The most clear case of the problem is function Clone (just an EXAMPLE guys). Let's say you have BaseClass and DerivedClass -- unless I miss something, in both functions (Clone per each of the class) you create BaseClass and DerivedClass respectively but you return object actually. This is the problem if you want to work with "real" class.
So far I see only two workarounds to this problem:
1. each time cast the result of the function to appropriate class
var real_stuff = (RealStuff)x.Clone(); // I want real stuff
2. provide second function, so you would have Clone (if you work at base class level) and CloneThis (which result would change from class to class, if you want to work at given class level)
public override object Clone()
{
return CloneThis();
}
public RealStuff CloneThis()
{
return new RealStuff(this);
}
The first one is ugly, the second one is tiresome.
QUESTION: how do you deal with this issue?

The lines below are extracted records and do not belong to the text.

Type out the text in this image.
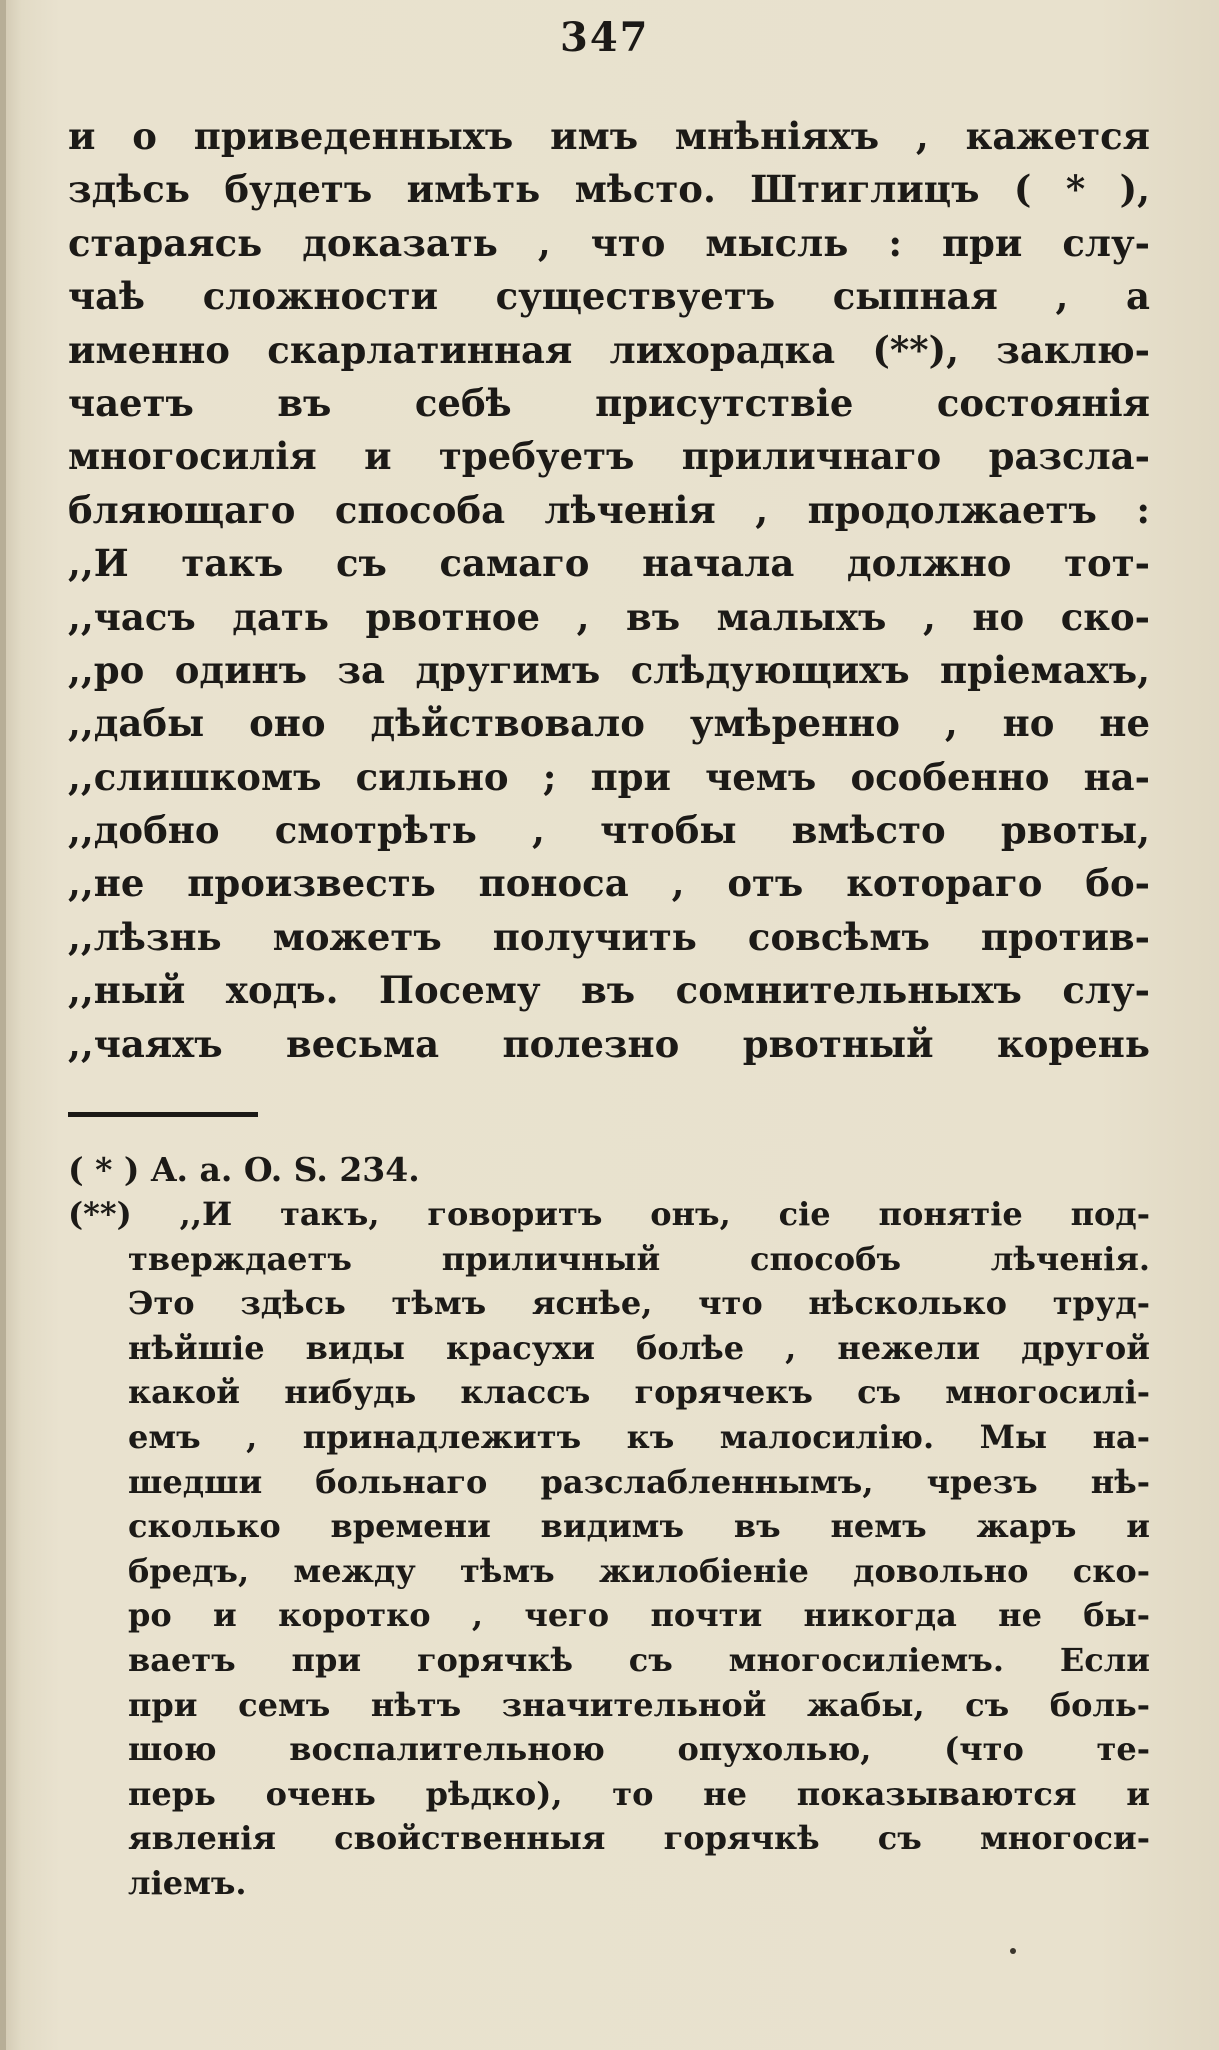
347
и о приведенныхъ имъ мнѣнiяхъ , кажется
здѣсь будетъ имѣть мѣсто. Штиглицъ ( * ),
стараясь доказать , что мысль : при слу-
чаѣ сложности существуетъ сыпная , а
именно скарлатинная лихорадка (**), заклю-
чаетъ въ себѣ присутствiе состоянiя
многосилiя и требуетъ приличнаго разсла-
бляющаго способа лѣченiя , продолжаетъ :
,,И такъ съ самаго начала должно тот-
,,часъ дать рвотное , въ малыхъ , но ско-
,,ро одинъ за другимъ слѣдующихъ прiемахъ,
,,дабы оно дѣйствовало умѣренно , но не
,,слишкомъ сильно ; при чемъ особенно на-
,,добно смотрѣть , чтобы вмѣсто рвоты,
,,не произвесть поноса , отъ котораго бо-
,,лѣзнь можетъ получить совсѣмъ против-
,,ный ходъ. Посему въ сомнительныхъ слу-
,,чаяхъ весьма полезно рвотный корень
( * ) A. a. O. S. 234.
(**) ,,И такъ, говоритъ онъ, сiе понятiе под-
тверждаетъ приличный способъ лѣченiя.
Это здѣсь тѣмъ яснѣе, что нѣсколько труд-
нѣйшiе виды красухи болѣе , нежели другой
какой нибудь классъ горячекъ съ многосилi-
емъ , принадлежитъ къ малосилiю. Мы на-
шедши больнаго разслабленнымъ, чрезъ нѣ-
сколько времени видимъ въ немъ жаръ и
бредъ, между тѣмъ жилобiенiе довольно ско-
ро и коротко , чего почти никогда не бы-
ваетъ при горячкѣ съ многосилiемъ. Если
при семъ нѣтъ значительной жабы, съ боль-
шою воспалительною опухолью, (что те-
перь очень рѣдко), то не показываются и
явленiя свойственныя горячкѣ съ многоси-
лiемъ.
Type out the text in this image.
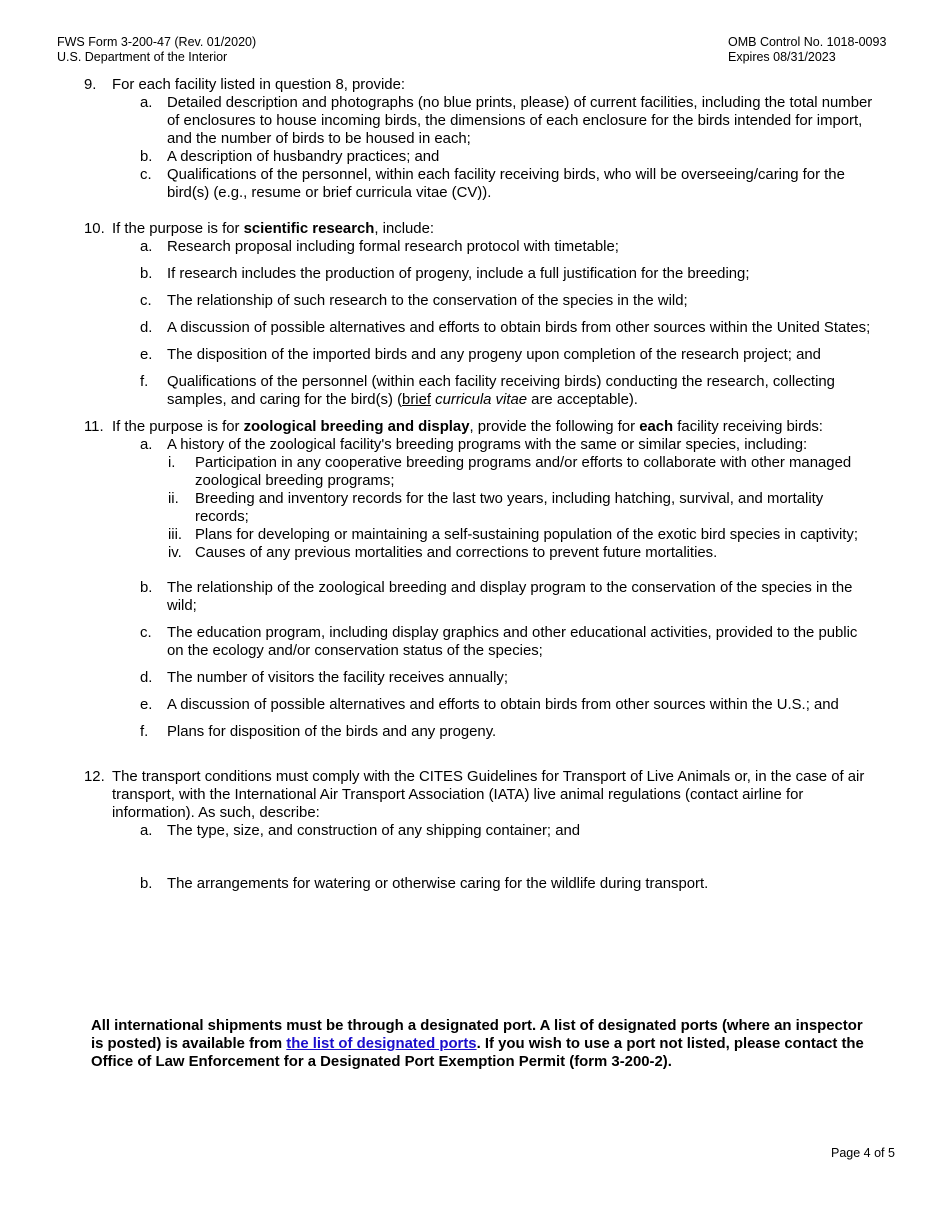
FWS Form 3-200-47 (Rev. 01/2020)
U.S. Department of the Interior
OMB Control No. 1018-0093
Expires 08/31/2023
9. For each facility listed in question 8, provide:
a. Detailed description and photographs (no blue prints, please) of current facilities, including the total number of enclosures to house incoming birds, the dimensions of each enclosure for the birds intended for import, and the number of birds to be housed in each;
b. A description of husbandry practices; and
c.	Qualifications of the personnel, within each facility receiving birds, who will be overseeing/caring for the bird(s) (e.g., resume or brief curricula vitae (CV)).
10. If the purpose is for scientific research, include:
a. Research proposal including formal research protocol with timetable;
b. If research includes the production of progeny, include a full justification for the breeding;
c.	The relationship of such research to the conservation of the species in the wild;
d. A discussion of possible alternatives and efforts to obtain birds from other sources within the United States;
e. The disposition of the imported birds and any progeny upon completion of the research project; and
f.	Qualifications of the personnel (within each facility receiving birds) conducting the research, collecting samples, and caring for the bird(s) (brief curricula vitae are acceptable).
11. If the purpose is for zoological breeding and display, provide the following for each facility receiving birds:
a. A history of the zoological facility's breeding programs with the same or similar species, including:
i. Participation in any cooperative breeding programs and/or efforts to collaborate with other managed zoological breeding programs;
ii. Breeding and inventory records for the last two years, including hatching, survival, and mortality records;
iii. Plans for developing or maintaining a self-sustaining population of the exotic bird species in captivity;
iv. Causes of any previous mortalities and corrections to prevent future mortalities.
b. The relationship of the zoological breeding and display program to the conservation of the species in the wild;
c.	The education program, including display graphics and other educational activities, provided to the public on the ecology and/or conservation status of the species;
d. The number of visitors the facility receives annually;
e. A discussion of possible alternatives and efforts to obtain birds from other sources within the U.S.; and
f.	Plans for disposition of the birds and any progeny.
12. The transport conditions must comply with the CITES Guidelines for Transport of Live Animals or, in the case of air transport, with the International Air Transport Association (IATA) live animal regulations (contact airline for information). As such, describe:
a. The type, size, and construction of any shipping container; and
b. The arrangements for watering or otherwise caring for the wildlife during transport.
All international shipments must be through a designated port. A list of designated ports (where an inspector is posted) is available from the list of designated ports. If you wish to use a port not listed, please contact the Office of Law Enforcement for a Designated Port Exemption Permit (form 3-200-2).
Page 4 of 5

Another thing -- please comment on this as well if you like -- is why when overriding the function signature checking is so strict? Besides "because it was designed that way" or Eric Lippert's favourite "because every feature requires..." ;-) I see no technical (and logical, and so on) problems with allowing to override a function with changed result type IF the overriden function result is derived from original function result type.
Example:
class ClassA
{
public virtual ClassA GetIt() ...
}
class ClassB : ClassA
{
public override ClassB GetIt() ...
}
Currently it is not correct code, but I think it technically could be, because ClassB is derived from ClassA. And whatever you do with the output, the "receiver" expects ClassA, so ClassB fullfils this requirement.
So you could write:
ClassA class_a_b = new ClassB();
ClassB class_b_b = new ClassB();
ClassA result1 = class_b_b.GetIt();
ClassA result2 = class_a_b.GetIt();
ClassB result3 = class_b_b.GetIt();
// incorrect, derived GetIt would be called OK,
// but the signature is taken from ClassA
ClassB result4 = class_a_b.GetIt();
I also don't think with such capabilities anyone would be surprised by the behaviour, IMHO it is consistent.
Please keep your answers on-topic, "You shouldn't use ICloneable" is NOT on topic. Thank you.